Optimal Control, Inverted Pendulum

[boisgera]

Consider the linearized dynamics of the inverted pendulum, described by the matrices A and B:

g=9.81
l=1
m=1
b=0
J = m * l * l

A = np.array([[0.0, 1.0], [g/l, -b/J]])
B = np.array([[0.0],[1/J]])

Select reference parameters Q and R, then solve the Riccati equation to get the optimal gain:

Q = array([[1.0, 0], [0, 1.0]])
R = array([[1.0]])
Pi = solve_continuous_are(A, B, Q, R)
K = inv(R) @ B.T @ Pi

We get K == [[19.67083668 6.35150953]]. At first sight, these coefficients appear to be almost insensitive with respect to Q and R, which is puzzling to say the least ; for example, with

Q = array([[1e-15, 0], [0, 1e-15]])
R = array([[1.0]])

we get K == [[19.62 6.26418391]]. However, this is true only for decreasing Qs (and/or increasing Rs) ; if instead we increase Q to get a faster convergence of the closed-loop system, say:

Q = array([[1e15, 0], [0, 1e15]])
R = array([[1.0]])

we get K: [[31622786.41168933 31622777.60168409]]. Note however that its probably unwise to have both Q[0,0] and Q[1,1] pushed to infinity at the same rate : since a large Q[1, 1] prevents the angle velocity to have large values, such parameters won't allow a really fast convergence of the solution towards the equilibrium. And indeed, for the choice above, the eigenvalues of A - B @ K are [-1.00000000e+00 -3.16227766e+07], so the time constant is 1, despite the large coefficients. Instead, we can pick a large Q[0,0], but not a large Q[1, 1] :

Q = array([[1e15, 0], [0, 1.0]])
R = array([[1.0]])

We get K: [[3.16227864e+07 7.95270858e+03]] and the closed-loop eigenvalues [-3976.35429204+3976.35299563j -3976.35429204-3976.35299563j] (time constant: ~ 0.00025 seconds !!! Obviously far too fast, but you get the idea).

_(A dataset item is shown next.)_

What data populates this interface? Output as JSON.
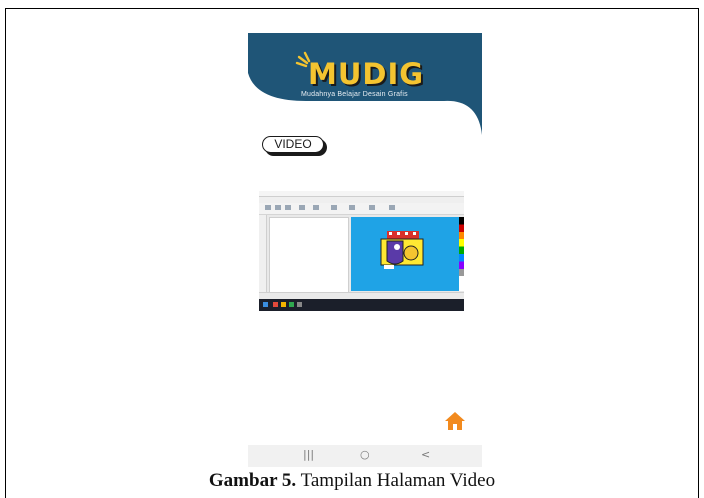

Complements about the corner case

Q ==[[0, 0], [0, 0]] does not satisfy the assumptions that we have made in the lectures: Q is not positive definite ; but you can check that there is an optimal solution to the problem anyway : it is u =0 ; it corresponds to Pi = 0 and thus K = 0. But the numerical approach does not give this answer. Instead we have K: [[19.62 6.26418391]]. I suspect that the reason is the following : here since Q is not definite positive the optimal solution does not asymptotically stabilizes the system ; but the numerical package always performs its search among the solutions that stabilizes the system. That would be consistent with the information that scipy.linalg.solve_continuous_are is solved by hamiltonian methods (see for example Ricatti Equations and Their Solution, theorem 14.5 : under mild assumptions -- that hold in our context -- there is a unique solution to the Ricatti equation that results in an asymptotically stable dynamics ; and here the scipy solution generates the eigenvalues [-3.13209195+5.3530231e-08j -3.13209195-5.3530231e-08j] so we do have this property).

[boisgera]

Specify in the slides that under the assumptions made, there is a single solution Pi to the Riccati equation that asymptotically stabilizes the closed-loop and that this one solves the optimal control problem. And that the scipy function does indeed compute this one.